A convenience sample involves a group of individuals that is ready and available. It is also called availability sampling method. A convenience sampling is used to create sample as per ease of access, readiness to be a part of the sample, availability at a given time period or any other specifications of a particular element. The surveyors select members merely on the basis of proximity and does not consider whether they represent the entire population or not. By using this sampling techniques, we can observe habits, opinions, and viewpoints in the easiest possible manner. Many researchers prefer convenience sampling method because it is inexpensive, easy and applied quickly. Because of the potential for bias in the sampling method, the results obtained from this sampling method should be reported and used with a great caution.
Explain snowball sampling. When is this method preferred?
In snowball sampling, the members, who are identified previously, are asked to identify other members of the population. As newly identified members name others, the sample is getting larger as snowballs. Snowball sampling technique is used when listing of population is not available and cannot be compiled.
How is snowball sampling practiced? Refer to the steps, ethics and participation.
1. Two main steps are applied in snowball sampling method.
2. The potential members in the population are identified. Then, some of the members are selected initially.
The identified subjects are asked to recruit other members and then those people are asked to recruit, and so on. However, the selected participants should be made aware that they do not have to provide any other members.

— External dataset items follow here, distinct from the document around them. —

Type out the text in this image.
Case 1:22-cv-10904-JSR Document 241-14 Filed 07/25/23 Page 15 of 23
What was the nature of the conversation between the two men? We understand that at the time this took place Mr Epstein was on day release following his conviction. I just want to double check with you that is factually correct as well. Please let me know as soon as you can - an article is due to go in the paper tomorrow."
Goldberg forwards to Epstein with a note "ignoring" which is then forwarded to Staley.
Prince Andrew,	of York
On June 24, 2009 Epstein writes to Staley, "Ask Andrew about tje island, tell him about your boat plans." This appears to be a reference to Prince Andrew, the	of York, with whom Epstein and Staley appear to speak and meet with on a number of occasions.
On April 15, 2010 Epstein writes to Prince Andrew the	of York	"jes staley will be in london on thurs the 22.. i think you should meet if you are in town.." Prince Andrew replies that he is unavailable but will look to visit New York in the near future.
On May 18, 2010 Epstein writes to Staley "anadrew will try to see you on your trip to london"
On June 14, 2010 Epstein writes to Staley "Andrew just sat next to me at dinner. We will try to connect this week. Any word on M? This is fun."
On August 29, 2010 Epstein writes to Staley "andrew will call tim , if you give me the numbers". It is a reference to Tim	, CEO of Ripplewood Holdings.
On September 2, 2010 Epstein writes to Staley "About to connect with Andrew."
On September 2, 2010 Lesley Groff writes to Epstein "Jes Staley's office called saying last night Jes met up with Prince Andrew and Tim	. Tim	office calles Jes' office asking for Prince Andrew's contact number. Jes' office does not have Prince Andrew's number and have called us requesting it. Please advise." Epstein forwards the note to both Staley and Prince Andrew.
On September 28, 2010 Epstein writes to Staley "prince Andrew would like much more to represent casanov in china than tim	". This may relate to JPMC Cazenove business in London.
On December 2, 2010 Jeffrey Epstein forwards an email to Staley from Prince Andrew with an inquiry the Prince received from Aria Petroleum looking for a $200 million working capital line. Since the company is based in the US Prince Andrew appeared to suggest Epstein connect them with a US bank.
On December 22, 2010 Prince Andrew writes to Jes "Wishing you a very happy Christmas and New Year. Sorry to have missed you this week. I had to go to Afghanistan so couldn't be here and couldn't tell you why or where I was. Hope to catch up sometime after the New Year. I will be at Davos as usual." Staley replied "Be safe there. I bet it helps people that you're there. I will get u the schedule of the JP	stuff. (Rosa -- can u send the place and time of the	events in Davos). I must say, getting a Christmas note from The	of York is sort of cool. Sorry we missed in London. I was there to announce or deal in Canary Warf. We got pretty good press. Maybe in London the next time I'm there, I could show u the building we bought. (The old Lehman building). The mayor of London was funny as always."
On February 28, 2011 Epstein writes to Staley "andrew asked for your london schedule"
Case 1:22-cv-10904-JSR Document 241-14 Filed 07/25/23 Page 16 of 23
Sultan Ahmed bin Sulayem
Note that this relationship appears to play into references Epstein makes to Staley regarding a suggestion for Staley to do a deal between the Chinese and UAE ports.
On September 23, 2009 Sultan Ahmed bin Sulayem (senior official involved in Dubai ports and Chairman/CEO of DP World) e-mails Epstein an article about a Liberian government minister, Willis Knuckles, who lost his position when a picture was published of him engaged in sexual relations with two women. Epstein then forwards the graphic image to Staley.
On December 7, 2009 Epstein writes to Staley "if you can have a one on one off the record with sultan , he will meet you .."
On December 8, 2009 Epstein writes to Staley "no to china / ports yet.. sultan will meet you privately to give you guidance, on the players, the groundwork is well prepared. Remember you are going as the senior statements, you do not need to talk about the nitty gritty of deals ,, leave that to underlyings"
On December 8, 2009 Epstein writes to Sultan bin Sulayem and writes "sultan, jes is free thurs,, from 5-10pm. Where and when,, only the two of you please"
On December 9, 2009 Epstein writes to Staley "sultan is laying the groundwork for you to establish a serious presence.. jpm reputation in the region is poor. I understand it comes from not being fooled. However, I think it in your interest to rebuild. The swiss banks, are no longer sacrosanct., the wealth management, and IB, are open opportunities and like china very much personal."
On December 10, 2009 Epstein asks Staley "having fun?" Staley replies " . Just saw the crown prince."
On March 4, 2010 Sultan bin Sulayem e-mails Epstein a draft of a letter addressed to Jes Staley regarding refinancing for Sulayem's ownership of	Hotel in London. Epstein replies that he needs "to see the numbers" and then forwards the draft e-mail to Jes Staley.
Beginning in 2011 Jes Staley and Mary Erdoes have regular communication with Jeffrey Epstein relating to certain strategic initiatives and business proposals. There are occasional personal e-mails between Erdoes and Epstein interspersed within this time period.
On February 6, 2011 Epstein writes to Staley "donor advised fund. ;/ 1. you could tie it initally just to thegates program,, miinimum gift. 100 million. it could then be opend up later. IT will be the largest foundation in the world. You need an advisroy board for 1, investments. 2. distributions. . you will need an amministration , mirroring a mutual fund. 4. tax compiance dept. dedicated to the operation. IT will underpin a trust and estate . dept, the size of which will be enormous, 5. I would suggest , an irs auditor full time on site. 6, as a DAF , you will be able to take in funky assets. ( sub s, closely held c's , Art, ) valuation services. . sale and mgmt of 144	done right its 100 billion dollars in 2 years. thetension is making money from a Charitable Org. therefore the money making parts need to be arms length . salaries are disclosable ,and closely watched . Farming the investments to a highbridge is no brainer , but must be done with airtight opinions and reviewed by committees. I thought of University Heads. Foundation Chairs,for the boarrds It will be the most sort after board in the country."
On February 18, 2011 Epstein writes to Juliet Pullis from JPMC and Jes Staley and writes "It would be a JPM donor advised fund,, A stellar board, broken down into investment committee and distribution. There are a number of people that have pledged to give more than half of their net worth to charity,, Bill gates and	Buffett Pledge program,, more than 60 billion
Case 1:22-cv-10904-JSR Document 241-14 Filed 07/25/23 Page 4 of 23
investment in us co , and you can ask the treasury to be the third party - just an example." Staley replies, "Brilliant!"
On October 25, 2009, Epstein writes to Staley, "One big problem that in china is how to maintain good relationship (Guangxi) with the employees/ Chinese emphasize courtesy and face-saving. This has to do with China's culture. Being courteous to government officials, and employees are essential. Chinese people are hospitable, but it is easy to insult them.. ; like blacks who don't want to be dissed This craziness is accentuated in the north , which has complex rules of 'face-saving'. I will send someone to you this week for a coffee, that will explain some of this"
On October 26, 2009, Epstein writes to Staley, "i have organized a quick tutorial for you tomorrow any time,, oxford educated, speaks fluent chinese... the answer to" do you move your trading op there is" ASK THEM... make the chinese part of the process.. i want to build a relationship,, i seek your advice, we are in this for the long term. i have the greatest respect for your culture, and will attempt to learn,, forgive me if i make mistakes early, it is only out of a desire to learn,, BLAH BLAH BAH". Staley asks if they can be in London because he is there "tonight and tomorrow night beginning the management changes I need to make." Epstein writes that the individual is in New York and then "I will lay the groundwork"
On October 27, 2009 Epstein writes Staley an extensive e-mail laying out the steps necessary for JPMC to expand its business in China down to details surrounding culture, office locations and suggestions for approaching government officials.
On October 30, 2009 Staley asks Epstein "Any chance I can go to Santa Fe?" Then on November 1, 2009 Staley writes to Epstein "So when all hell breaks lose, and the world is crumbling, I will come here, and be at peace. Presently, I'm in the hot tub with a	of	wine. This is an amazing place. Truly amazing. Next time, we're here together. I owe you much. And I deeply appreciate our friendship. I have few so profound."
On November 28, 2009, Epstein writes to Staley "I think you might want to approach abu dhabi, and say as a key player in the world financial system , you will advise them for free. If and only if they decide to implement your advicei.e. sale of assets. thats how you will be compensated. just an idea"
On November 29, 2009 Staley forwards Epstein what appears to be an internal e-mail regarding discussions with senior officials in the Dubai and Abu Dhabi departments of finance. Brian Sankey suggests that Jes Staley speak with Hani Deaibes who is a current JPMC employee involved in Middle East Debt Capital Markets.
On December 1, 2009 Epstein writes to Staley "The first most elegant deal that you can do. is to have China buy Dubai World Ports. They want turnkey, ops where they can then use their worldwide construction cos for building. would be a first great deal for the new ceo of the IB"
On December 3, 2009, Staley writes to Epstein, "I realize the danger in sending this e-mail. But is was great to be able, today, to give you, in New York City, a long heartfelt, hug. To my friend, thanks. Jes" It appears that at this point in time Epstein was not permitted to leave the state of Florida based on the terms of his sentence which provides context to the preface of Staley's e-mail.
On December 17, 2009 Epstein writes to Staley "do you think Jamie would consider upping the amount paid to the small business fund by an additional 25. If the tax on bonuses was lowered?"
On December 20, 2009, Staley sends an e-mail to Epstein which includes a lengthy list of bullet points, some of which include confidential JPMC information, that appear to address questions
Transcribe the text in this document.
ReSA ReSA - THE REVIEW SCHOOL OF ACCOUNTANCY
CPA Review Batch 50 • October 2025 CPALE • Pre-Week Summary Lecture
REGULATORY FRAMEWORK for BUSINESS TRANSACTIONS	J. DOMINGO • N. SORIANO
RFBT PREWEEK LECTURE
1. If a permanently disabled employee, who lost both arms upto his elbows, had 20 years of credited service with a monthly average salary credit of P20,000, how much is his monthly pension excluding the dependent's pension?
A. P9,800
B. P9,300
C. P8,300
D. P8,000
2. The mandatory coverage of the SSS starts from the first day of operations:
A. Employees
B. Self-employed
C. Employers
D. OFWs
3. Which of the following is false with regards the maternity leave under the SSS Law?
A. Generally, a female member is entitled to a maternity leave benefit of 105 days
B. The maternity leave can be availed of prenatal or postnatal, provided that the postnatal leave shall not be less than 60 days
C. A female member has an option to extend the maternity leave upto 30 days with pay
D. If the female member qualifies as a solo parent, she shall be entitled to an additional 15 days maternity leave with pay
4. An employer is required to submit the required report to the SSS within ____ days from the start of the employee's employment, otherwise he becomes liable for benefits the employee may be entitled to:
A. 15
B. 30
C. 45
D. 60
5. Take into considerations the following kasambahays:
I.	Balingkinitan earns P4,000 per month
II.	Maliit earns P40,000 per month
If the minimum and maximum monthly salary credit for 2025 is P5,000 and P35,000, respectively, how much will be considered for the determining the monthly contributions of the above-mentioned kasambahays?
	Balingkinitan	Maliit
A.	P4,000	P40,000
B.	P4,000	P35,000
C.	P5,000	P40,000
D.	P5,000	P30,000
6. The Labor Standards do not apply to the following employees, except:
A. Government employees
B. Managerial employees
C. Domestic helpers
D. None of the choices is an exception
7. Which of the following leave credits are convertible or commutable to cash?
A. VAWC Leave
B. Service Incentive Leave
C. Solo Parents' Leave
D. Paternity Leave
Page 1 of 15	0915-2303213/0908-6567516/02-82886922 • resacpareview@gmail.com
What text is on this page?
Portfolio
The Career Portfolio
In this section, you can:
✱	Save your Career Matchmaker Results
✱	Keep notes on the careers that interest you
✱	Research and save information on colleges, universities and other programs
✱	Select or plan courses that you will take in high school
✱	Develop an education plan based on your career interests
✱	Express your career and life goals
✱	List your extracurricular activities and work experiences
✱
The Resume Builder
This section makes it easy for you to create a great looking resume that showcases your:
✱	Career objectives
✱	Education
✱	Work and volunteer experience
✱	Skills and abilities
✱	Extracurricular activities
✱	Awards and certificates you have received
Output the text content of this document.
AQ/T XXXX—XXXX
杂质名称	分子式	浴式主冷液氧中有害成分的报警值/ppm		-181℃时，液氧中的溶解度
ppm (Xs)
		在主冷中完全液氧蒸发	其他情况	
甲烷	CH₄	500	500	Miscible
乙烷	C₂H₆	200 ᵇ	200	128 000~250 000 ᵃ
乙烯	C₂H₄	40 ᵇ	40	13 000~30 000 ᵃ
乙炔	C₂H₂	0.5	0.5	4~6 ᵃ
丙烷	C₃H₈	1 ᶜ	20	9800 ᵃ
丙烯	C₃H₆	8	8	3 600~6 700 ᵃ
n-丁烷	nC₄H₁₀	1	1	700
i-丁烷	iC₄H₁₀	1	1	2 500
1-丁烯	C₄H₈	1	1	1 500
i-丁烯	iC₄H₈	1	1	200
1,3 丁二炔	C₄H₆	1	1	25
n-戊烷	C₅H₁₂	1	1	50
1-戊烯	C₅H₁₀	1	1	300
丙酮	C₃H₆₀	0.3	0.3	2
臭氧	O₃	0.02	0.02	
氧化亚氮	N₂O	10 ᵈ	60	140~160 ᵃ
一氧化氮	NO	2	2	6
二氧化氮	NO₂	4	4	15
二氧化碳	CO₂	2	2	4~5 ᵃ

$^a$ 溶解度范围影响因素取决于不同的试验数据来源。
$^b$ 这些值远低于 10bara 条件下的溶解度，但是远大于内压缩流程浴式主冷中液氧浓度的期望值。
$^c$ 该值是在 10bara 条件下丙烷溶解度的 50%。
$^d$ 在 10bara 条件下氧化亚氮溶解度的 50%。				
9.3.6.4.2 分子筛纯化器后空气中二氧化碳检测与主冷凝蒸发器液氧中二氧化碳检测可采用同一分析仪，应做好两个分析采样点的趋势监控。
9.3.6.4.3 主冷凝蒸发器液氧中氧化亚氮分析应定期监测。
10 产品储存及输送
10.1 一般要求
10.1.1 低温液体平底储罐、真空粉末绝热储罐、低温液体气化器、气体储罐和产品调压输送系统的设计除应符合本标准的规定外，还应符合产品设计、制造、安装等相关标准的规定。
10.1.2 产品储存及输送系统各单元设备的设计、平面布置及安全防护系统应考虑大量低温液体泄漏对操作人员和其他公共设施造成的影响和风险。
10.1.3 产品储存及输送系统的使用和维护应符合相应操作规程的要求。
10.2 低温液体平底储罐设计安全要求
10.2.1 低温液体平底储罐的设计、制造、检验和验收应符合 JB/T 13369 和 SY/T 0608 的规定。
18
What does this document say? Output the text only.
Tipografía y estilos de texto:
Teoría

The above steps are repeated until the determined sample size is achieved. Ethically, the identified members should not be forced to give other members. Rather, the previously identified members should be asked to encourage others to participate.
Explain quota sampling.
In quota sampling, the population is divided into subgroups being studied, such as male and female, younger and older, engineer, doctor and lawyer. Then, the proportion of the members who fall into each subgroup is estimated. Finally, the sample reflecting the estimated proportions is drawn from the population. It is a non-probabilistic version of stratified sampling method.
What are the advantages of quota sampling?
Quota sampling technique allows the researchers to sample a subgroup that is of great interest to the study. If a researcher aims to investigate a trait or a characteristic of a certain subgroup, quota sampling is the ideal sampling technique. Also, quota sampling allows the researchers to determine the relationships among subgroups. In some situations, traits of a certain subgroup interact with other traits of another subgroup.
While using random numbers for sample selection, what are the advantages of using computer packages?
Instead of using a table of random digits, we can use computer packages to generate random numbers directly. When the sample size is large, using computer packages is especially helpful. In some computer packages, the random numbers generated by the program are used internally to identify those elements of a computerized data base that are selected for the sample, and only the description of the sample elements are printed out.
How is simple random sampling practiced?
The following procedure selects a simple random sample with size n without replacement from a finite population with size N.
1. Select the first sample element by giving each of the N population elements an equal probability
(1/N) of being chosen.
2. Select the second element by giving each of the remining N–1 population elements equal probability
(1/(N–1)) of being chosen.
3. Repeat this procedure until all n elements are chosen.
Why is sampling used for?
The main purpose of the inferential statistics is to generalize the information obtained from sample to the population of interest. A sample is a part of the population selected so that inferences can be drawn from it about the population. In most cases, studying on sampling is more feasible than the all elements of the population.